Thankyou so much sir, I just Installed r a couple of days ago in order to go through the basics, this video has really helped me in grasping them. thanks again!

how to open the workspace window in R ? and one more thing, that if I use R and not R studio, would that be ok ? Thanks in advance.

Great video!

Thank you for your tutorials!!

+MarinStatsLectures This is the best R tutorial! I’ve been looking around for R tutorials and you nailed it! Better than Coursera’s R Programming course!!!

I’m new in R. These videos help me a lot. Thank you so much.

great work…i dnt have words to appreciate u more sir..:)

Great tutorial! Though I recommend speeding up to 1.5 for anyone watching

very useful, thanks a lot.

You are Awesome Marin!!!. Really great videos…Short and sweet.

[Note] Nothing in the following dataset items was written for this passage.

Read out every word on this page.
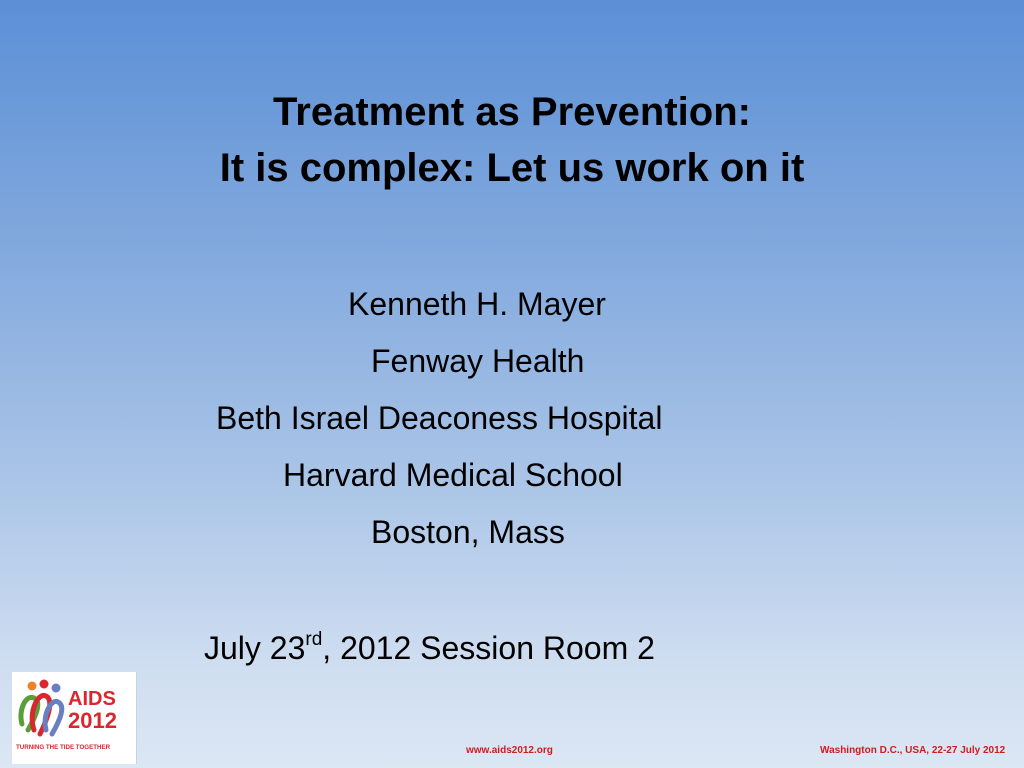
Treatment as Prevention:
It is complex: Let us work on it
Kenneth H. Mayer
Fenway Health
Beth Israel Deaconess Hospital
Harvard Medical School
Boston, Mass
July 23rd, 2012 Session Room 2
AIDS
2012
TURNING THE TIDE TOGETHER	www.aids2012.org	Washington D.C., USA, 22-27 July 2012
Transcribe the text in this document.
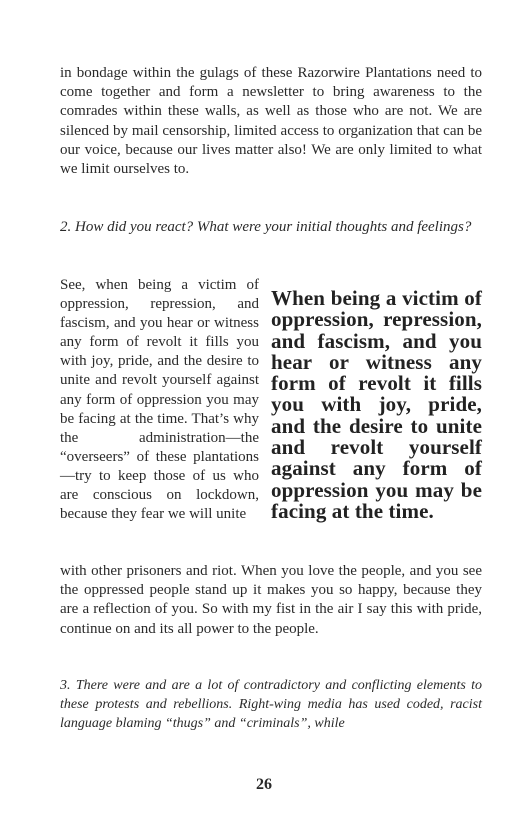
in bondage within the gulags of these Razorwire Plantations need to come together and form a newsletter to bring awareness to the comrades within these walls, as well as those who are not. We are silenced by mail censorship, limited access to organization that can be our voice, because our lives matter also! We are only limited to what we limit ourselves to.
2. How did you react? What were your initial thoughts and feelings?
See, when being a victim of oppression, repression, and fascism, and you hear or witness any form of revolt it fills you with joy, pride, and the desire to unite and revolt yourself against any form of oppression you may be facing at the time. That’s why the administration—the “overseers” of these plantations—try to keep those of us who are conscious on lockdown, because they fear we will unite
When being a victim of oppression, repression, and fascism, and you hear or witness any form of revolt it fills you with joy, pride, and the desire to unite and revolt yourself against any form of oppression you may be facing at the time.
with other prisoners and riot. When you love the people, and you see the oppressed people stand up it makes you so happy, because they are a reflection of you. So with my fist in the air I say this with pride, continue on and its all power to the people.
3. There were and are a lot of contradictory and conflicting elements to these protests and rebellions. Right-wing media has used coded, racist language blaming “thugs” and “criminals”, while
26
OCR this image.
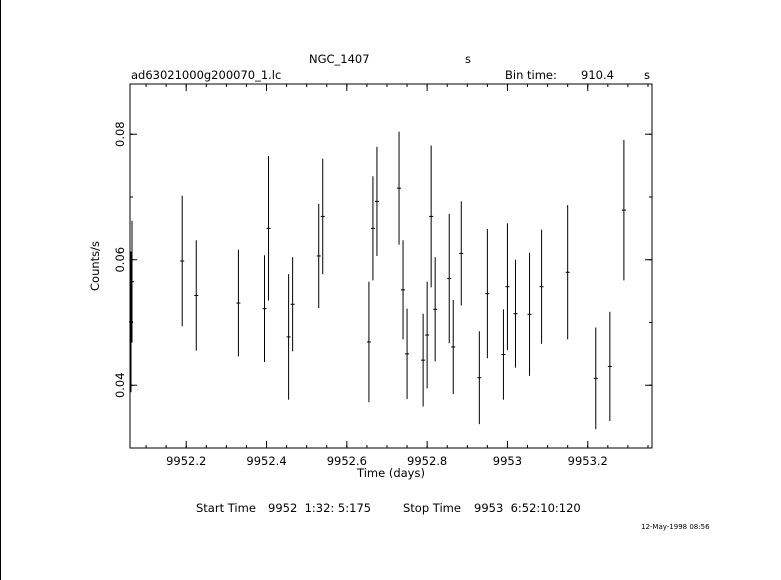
NGC_1407	s
ad63021000g200070_1.lc	Bin time: 910.4	s
9952.2	9952.4	9952.6	9952.8	9953	9953.2
0.04
0.06
0.08
Time (days)
Counts/s
Start Time 9952  1:32: 5:175	Stop Time 9953  6:52:10:120
12-May-1998 08:56
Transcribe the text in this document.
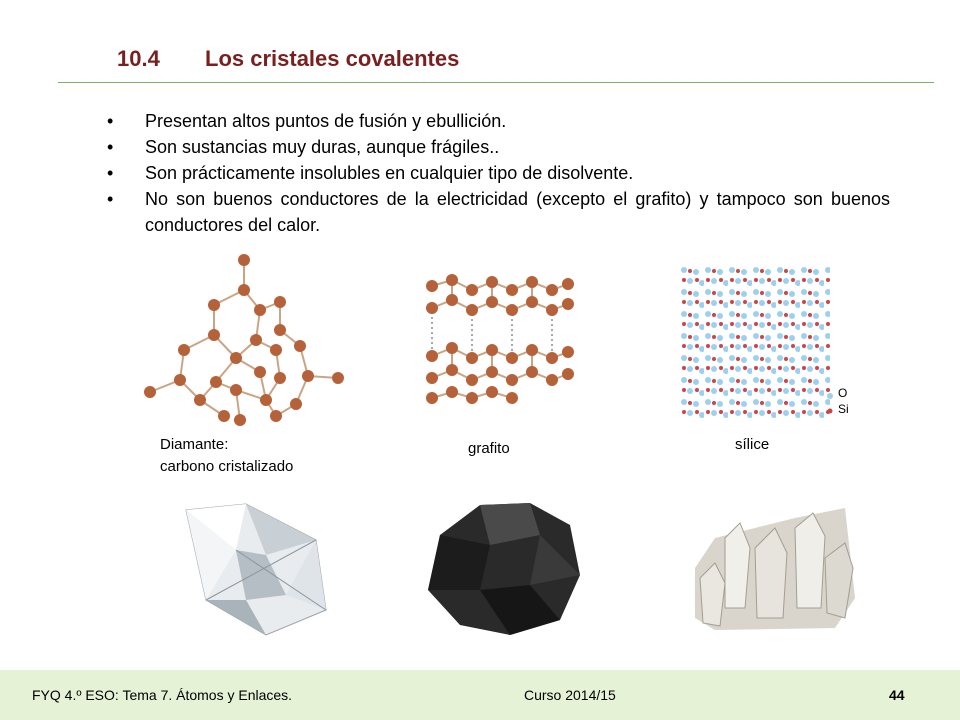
10.4	Los cristales covalentes
• Presentan altos puntos de fusión y ebullición.
• Son sustancias muy duras, aunque frágiles..
• Son prácticamente insolubles en cualquier tipo de disolvente.
• No son buenos conductores de la electricidad (excepto el grafito) y tampoco son buenos conductores del calor.
O
Si
Diamante:
carbono cristalizado
grafito	sílice
FYQ 4.º ESO: Tema 7. Átomos y Enlaces.	Curso 2014/15	44
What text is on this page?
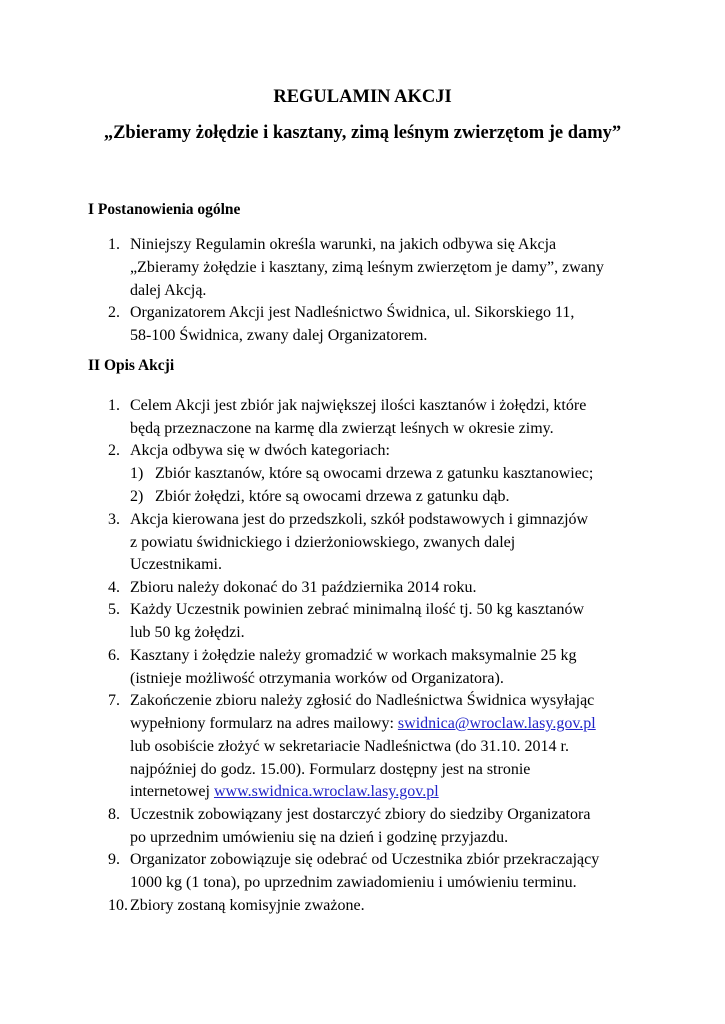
REGULAMIN AKCJI
„Zbieramy żołędzie i kasztany, zimą leśnym zwierzętom je damy”
I Postanowienia ogólne
1. Niniejszy Regulamin określa warunki, na jakich odbywa się Akcja
„Zbieramy żołędzie i kasztany, zimą leśnym zwierzętom je damy”, zwany
dalej Akcją.
2. Organizatorem Akcji jest Nadleśnictwo Świdnica, ul. Sikorskiego 11,
58-100 Świdnica, zwany dalej Organizatorem.
II Opis Akcji
1. Celem Akcji jest zbiór jak największej ilości kasztanów i żołędzi, które
będą przeznaczone na karmę dla zwierząt leśnych w okresie zimy.
2. Akcja odbywa się w dwóch kategoriach:
1) Zbiór kasztanów, które są owocami drzewa z gatunku kasztanowiec;
2) Zbiór żołędzi, które są owocami drzewa z gatunku dąb.
3. Akcja kierowana jest do przedszkoli, szkół podstawowych i gimnazjów
z powiatu świdnickiego i dzierżoniowskiego, zwanych dalej
Uczestnikami.
4. Zbioru należy dokonać do 31 października 2014 roku.
5. Każdy Uczestnik powinien zebrać minimalną ilość tj. 50 kg kasztanów
lub 50 kg żołędzi.
6. Kasztany i żołędzie należy gromadzić w workach maksymalnie 25 kg
(istnieje możliwość otrzymania worków od Organizatora).
7. Zakończenie zbioru należy zgłosić do Nadleśnictwa Świdnica wysyłając
wypełniony formularz na adres mailowy: swidnica@wroclaw.lasy.gov.pl
lub osobiście złożyć w sekretariacie Nadleśnictwa (do 31.10. 2014 r.
najpóźniej do godz. 15.00). Formularz dostępny jest na stronie
internetowej www.swidnica.wroclaw.lasy.gov.pl
8. Uczestnik zobowiązany jest dostarczyć zbiory do siedziby Organizatora
po uprzednim umówieniu się na dzień i godzinę przyjazdu.
9. Organizator zobowiązuje się odebrać od Uczestnika zbiór przekraczający
1000 kg (1 tona), po uprzednim zawiadomieniu i umówieniu terminu.
10. Zbiory zostaną komisyjnie zważone.
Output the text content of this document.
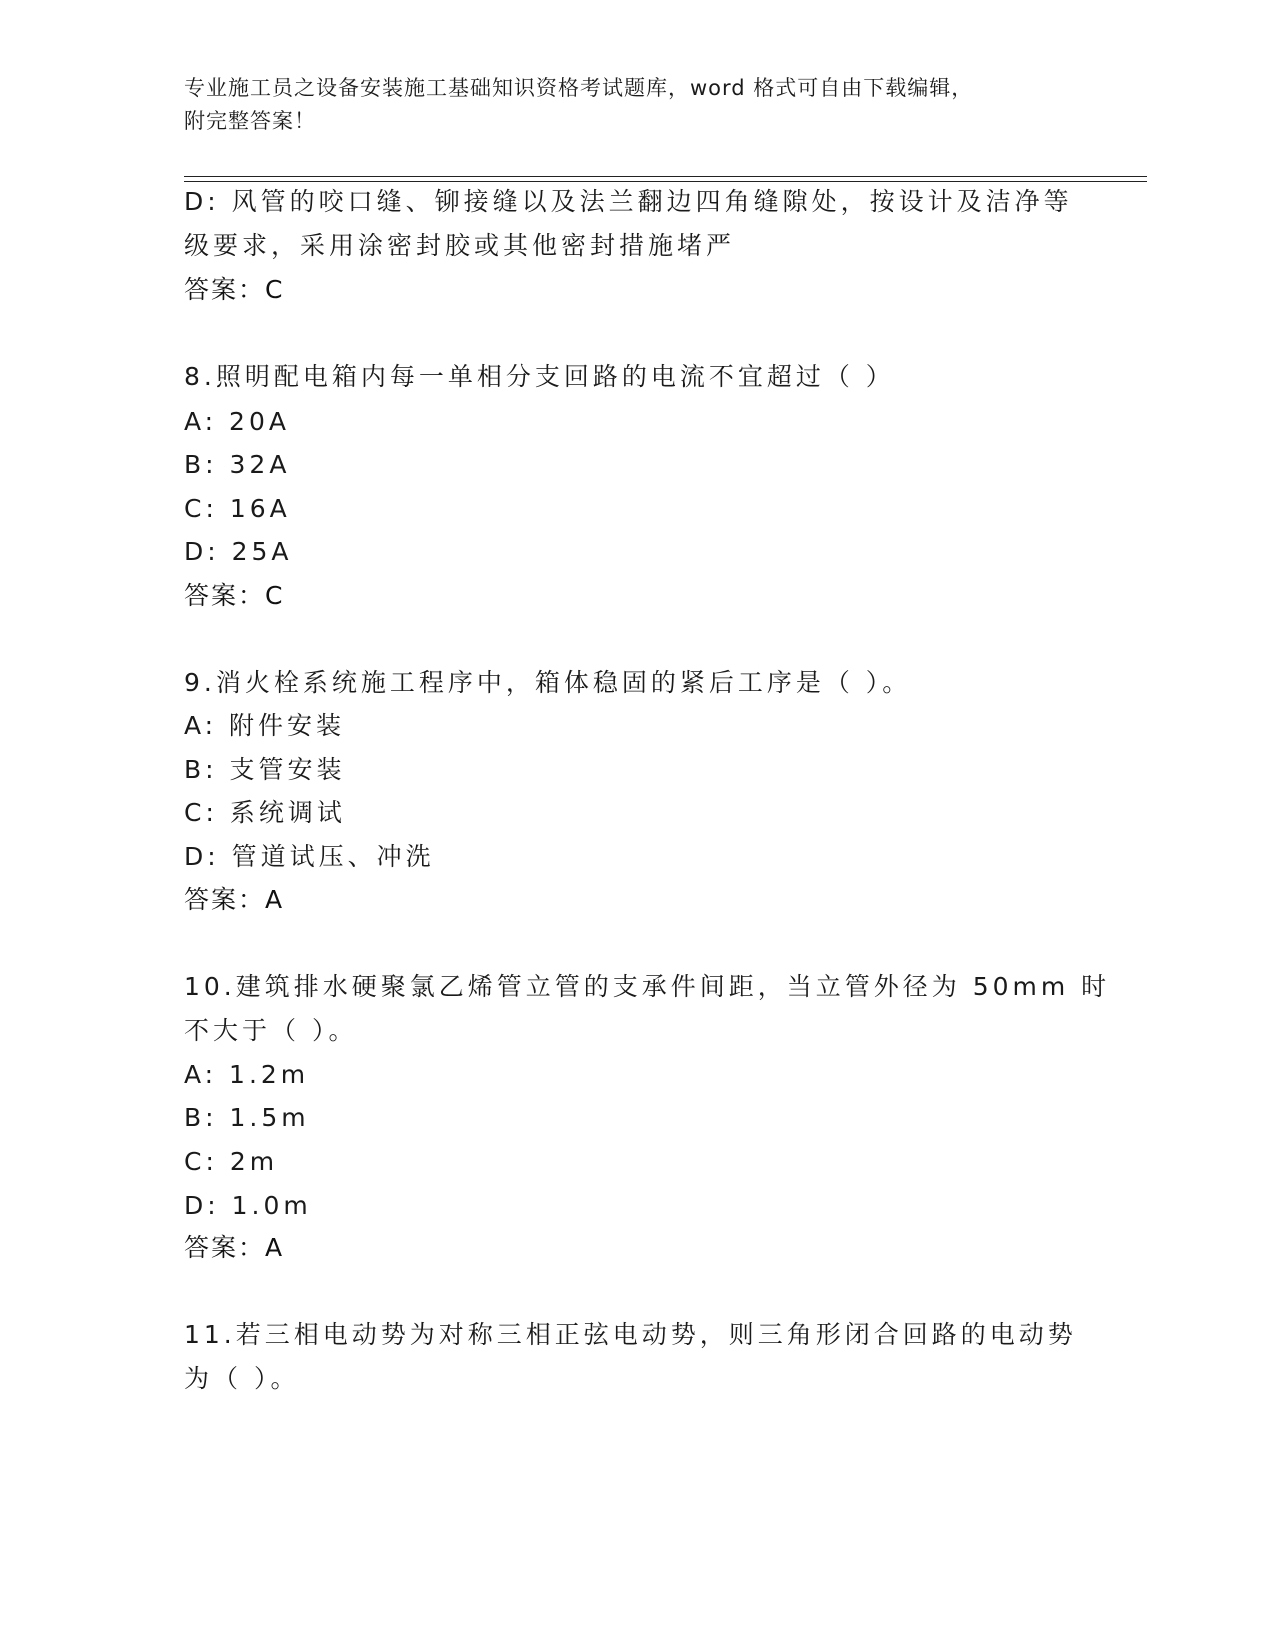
专业施工员之设备安装施工基础知识资格考试题库，word 格式可自由下载编辑，
附完整答案！
D: 风管的咬口缝、铆接缝以及法兰翻边四角缝隙处，按设计及洁净等
级要求，采用涂密封胶或其他密封措施堵严
答案：C
8.照明配电箱内每一单相分支回路的电流不宜超过（ ）
A: 20A
B: 32A
C: 16A
D: 25A
答案：C
9.消火栓系统施工程序中，箱体稳固的紧后工序是（ ）。
A: 附件安装
B: 支管安装
C: 系统调试
D: 管道试压、冲洗
答案：A
10.建筑排水硬聚氯乙烯管立管的支承件间距，当立管外径为 50mm 时
不大于（ ）。
A: 1.2m
B: 1.5m
C: 2m
D: 1.0m
答案：A
11.若三相电动势为对称三相正弦电动势，则三角形闭合回路的电动势
为（ ）。
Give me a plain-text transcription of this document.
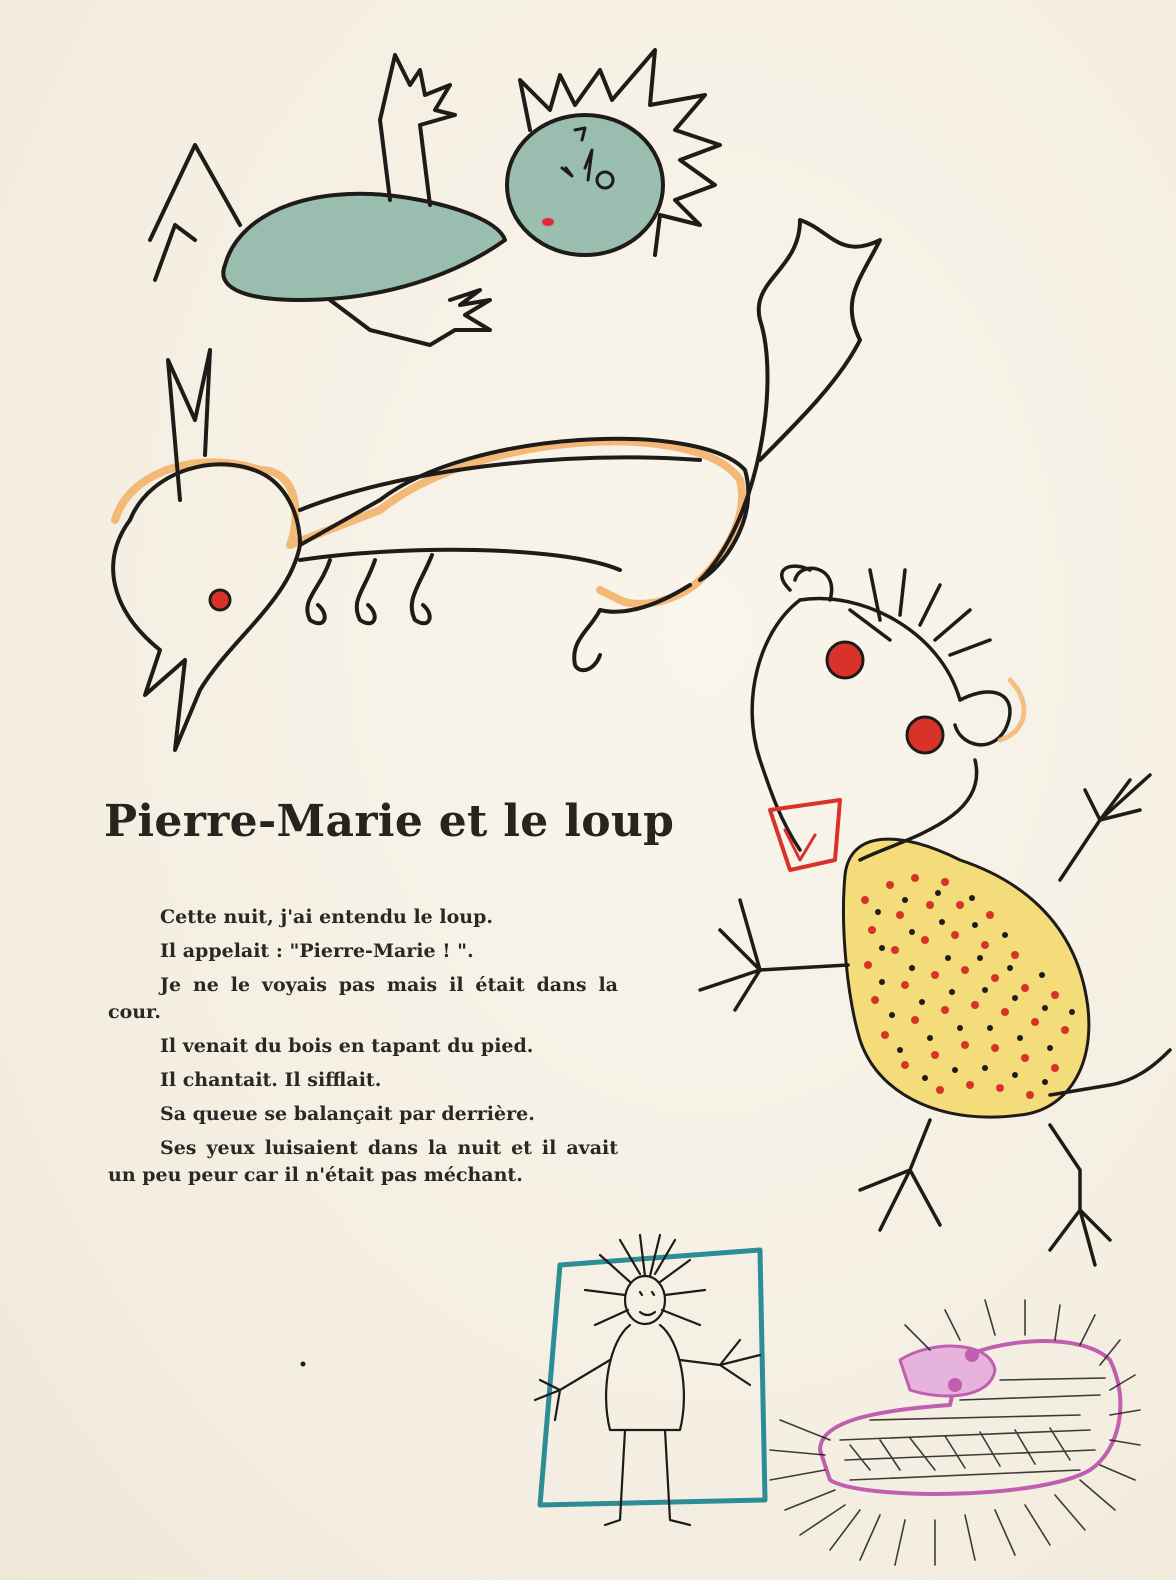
Pierre-Marie et le loup

Cette nuit, j'ai entendu le loup.

Il appelait : "Pierre-Marie ! ".

Je ne le voyais pas mais il était dans la cour.

Il venait du bois en tapant du pied.

Il chantait. Il sifflait.

Sa queue se balançait par derrière.

Ses yeux luisaient dans la nuit et il avait un peu peur car il n'était pas méchant.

Thank you Mike! You saved my statistics course 🙂

Perfect!

i m very new to R so can you just explain why log value in R and in calculator not same? I mean log for 9 in R is 2.19 whereas in calculator its 0.95

THANKS A LOT – very nicely explained.

Great tutorial!

Спасибо за видео

thank you so much, it was so helpful.

how do you save the RStudio console? so you don’t loose the data

Hi, Thanks for the useful tutorials. I just started using R and I still don’t know for example how to create a file in R or to save it and this kind of basic stuff. I’d really appreciate if you could tell me in which video can I find this info.

This video serves as a very effective and brief introduction to R. I like that this video covers a lot of the common operations that can be performed. This makes it effective for those who have experience in other programming languages so they can see how the R syntax differs. It also provides a good introduction to the basic steps of programming in general. The only downside is that it would be nice to introduce those new to R where they can find the software, and also the differences in the R download from CRAN versus RStudio. I think new users can benefit from using RStudio due to the argument hints and familiar interface. Thanks for posting!

great explanation thanks 🙂

very good one its help me a lot thank u marin

thanks a lot.

I cant see the Workspace on my right side of the R-Studio.Do you help me to work this thing out?

Excellent job! But I will like to point out that, when you have x = 11, 11 is the object assigned to a variable x. But you said x is an object assigned the value 11. Objects in R include scalars, vectors, matrices, arrays, lists, graphs, e.t.c. In fact whatever can be assigned to a variable is an object in R. Thank you.

This video was downvoted by two pirates who thought they were learning ‘Arrrrrrgh!’

you are amazing

A very clear explanation of some basics! Thank you so much Sir!

Hi Marine! I am a novice learner of R. However, I am hell bent on learning R as it is a great software which I can put into use for my econometrics studies. The videos appear great to start with. Any tips, you would like to give to me Marine?